Victor Rosenbaum’s account of these pieces seems to me impeccable. He understands the way in which some of them are bound up with the fascinations Brahms had with particular questions of technique (whether of composition or performance), such as the way he uses the circle of fifths in the B minor intermezzo discussed above, or the way in which the melody of the Intermezzo in C (also from Op. 119) is played with the thumb of the right hand. But above all he plays these three sets with perfect empathy and great emotional intelligence.

Rosenbaum is equally convincing in the emotionally intense and somewhat stormy Intermezzo in A minor which opens Opus 118 and in the contrasting tenderness of the second piece in the same set, the Intermezzo in A Major, where the middle section in F-sharp minor is taken more slowly than it sometimes is and the sense of inner reflection is beautifully articulated by this choice. Indeed, his astute judgement of tempo is one reason why his interpretations work so well. So, for example, in playing the Intermezzo in C major (Op.119.3) Rosenbaum does full justice to the three words – grazioso, giocoso, leggiero – Brahms places at the top of the score; in part he does so by subtle variations in tempo and a refusal to settle too firmly into a single regular tempo. Rosenbaum responds wholeheartedly to the vitality of the G minor Ballade (Op.118.3) and also to the very different Romanze in F major (Op.118.5) where, alert to both the oblique hints of narrative and to the slowly blooming tenderness of the piece, he traces a very moving arc of emotions without the slightest hint of sentimentality.

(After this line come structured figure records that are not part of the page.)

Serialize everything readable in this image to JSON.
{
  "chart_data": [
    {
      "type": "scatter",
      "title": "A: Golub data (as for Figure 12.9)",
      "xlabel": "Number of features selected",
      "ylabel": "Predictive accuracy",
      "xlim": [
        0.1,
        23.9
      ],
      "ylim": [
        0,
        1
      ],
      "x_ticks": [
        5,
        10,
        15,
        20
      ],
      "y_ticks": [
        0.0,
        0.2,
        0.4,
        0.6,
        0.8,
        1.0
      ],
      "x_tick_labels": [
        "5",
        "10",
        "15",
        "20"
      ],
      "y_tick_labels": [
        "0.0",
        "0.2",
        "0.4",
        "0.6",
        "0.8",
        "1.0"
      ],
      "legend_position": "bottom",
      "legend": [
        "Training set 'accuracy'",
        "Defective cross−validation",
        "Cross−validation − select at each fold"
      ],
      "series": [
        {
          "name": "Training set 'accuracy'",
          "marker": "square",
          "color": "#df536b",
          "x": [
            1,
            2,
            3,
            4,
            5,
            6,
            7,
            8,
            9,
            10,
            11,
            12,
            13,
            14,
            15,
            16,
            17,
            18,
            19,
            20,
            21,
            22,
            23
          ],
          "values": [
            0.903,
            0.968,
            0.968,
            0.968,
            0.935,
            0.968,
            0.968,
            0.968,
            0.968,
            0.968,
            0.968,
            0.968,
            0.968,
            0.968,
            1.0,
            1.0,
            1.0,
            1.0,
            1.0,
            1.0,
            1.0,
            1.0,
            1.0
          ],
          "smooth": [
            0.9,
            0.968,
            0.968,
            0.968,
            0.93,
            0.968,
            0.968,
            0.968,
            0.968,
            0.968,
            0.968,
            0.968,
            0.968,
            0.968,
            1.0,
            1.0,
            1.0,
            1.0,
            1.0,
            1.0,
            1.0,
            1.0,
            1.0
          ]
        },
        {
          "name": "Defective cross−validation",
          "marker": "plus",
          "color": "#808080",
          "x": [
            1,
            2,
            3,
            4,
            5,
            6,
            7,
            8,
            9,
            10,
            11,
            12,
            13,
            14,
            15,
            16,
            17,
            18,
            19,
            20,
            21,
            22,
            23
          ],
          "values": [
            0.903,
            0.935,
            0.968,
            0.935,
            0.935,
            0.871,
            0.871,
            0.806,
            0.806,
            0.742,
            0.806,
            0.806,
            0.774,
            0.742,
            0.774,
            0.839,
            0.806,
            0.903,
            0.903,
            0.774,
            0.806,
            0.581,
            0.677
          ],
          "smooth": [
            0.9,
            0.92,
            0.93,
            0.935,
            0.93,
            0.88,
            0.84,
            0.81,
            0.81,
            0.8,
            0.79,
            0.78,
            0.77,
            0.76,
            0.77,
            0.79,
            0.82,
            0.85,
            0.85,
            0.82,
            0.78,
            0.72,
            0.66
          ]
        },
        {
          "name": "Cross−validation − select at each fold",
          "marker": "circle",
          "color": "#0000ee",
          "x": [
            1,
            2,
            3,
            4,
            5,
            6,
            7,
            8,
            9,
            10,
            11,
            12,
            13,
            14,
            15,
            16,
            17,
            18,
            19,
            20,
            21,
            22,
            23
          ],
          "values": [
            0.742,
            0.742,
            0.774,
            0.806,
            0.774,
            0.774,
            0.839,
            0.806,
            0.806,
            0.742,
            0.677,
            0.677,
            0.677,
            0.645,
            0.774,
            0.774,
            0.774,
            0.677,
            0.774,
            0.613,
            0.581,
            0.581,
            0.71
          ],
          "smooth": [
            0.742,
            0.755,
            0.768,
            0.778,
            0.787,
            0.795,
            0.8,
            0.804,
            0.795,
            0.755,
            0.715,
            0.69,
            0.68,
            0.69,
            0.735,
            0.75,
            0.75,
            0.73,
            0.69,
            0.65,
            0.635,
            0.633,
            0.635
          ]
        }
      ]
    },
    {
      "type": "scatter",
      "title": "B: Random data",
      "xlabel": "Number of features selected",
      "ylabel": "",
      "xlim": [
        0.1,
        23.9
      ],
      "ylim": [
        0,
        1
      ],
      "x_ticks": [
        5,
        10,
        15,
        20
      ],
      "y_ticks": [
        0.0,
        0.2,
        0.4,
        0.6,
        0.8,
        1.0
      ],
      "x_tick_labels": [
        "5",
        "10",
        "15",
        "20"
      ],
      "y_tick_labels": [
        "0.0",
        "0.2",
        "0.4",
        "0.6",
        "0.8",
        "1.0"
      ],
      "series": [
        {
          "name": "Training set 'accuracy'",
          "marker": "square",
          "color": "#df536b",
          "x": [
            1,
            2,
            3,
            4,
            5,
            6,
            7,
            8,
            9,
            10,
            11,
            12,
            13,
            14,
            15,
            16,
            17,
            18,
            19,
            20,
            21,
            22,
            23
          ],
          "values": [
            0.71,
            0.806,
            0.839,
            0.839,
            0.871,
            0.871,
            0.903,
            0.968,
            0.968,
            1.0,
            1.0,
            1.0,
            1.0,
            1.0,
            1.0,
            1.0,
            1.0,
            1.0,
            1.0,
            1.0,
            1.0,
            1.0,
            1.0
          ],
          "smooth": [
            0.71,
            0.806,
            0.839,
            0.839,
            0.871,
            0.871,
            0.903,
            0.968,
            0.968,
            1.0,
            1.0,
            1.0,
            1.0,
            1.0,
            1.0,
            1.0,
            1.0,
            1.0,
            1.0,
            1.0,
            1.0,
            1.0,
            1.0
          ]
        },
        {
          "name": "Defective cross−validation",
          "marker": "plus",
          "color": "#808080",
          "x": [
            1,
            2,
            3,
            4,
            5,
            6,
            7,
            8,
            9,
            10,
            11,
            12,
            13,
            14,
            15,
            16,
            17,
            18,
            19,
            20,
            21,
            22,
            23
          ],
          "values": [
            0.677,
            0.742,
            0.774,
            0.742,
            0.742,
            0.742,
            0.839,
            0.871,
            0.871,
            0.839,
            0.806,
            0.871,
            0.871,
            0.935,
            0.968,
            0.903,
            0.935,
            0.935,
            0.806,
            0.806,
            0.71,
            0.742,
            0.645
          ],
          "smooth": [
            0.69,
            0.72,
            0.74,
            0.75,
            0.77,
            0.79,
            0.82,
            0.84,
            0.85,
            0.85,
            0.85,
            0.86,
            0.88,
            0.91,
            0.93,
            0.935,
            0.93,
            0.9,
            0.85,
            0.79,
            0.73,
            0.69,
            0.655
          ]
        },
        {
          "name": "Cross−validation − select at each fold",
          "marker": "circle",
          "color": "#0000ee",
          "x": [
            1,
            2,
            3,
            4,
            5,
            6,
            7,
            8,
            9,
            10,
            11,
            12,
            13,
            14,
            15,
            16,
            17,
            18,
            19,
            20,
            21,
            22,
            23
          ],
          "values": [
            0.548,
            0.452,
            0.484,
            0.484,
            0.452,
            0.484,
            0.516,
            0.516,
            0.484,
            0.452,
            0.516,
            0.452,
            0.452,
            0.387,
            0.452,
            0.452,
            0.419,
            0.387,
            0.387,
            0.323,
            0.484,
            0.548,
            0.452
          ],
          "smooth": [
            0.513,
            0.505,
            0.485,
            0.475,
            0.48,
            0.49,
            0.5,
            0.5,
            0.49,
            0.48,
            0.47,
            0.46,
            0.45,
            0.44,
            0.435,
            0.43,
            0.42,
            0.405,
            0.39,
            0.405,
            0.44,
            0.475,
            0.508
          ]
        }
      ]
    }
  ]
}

I could itemize the rest of the thirteen ‘last piano pieces’ on this disc without having serious reason to find fault with any of them. The whole disc is magisterial; a mature pianist bringing deep thought and empathy to a series of mature pieces which, even though relatively short, stand revealed, as clearly has I have ever heard, as masterpieces. This will be the disc I turn to when I next want to hear any or all of these remarkable pieces. Victor Rosenbaum’s recording of Beethoven’s last three piano sonatas, A Beethoven Trilogy, was chosen by the American Record Guide as one of its top ten classical recordings of 2016. This disc of Brahms’ Last Piano Works deserves to win honours too.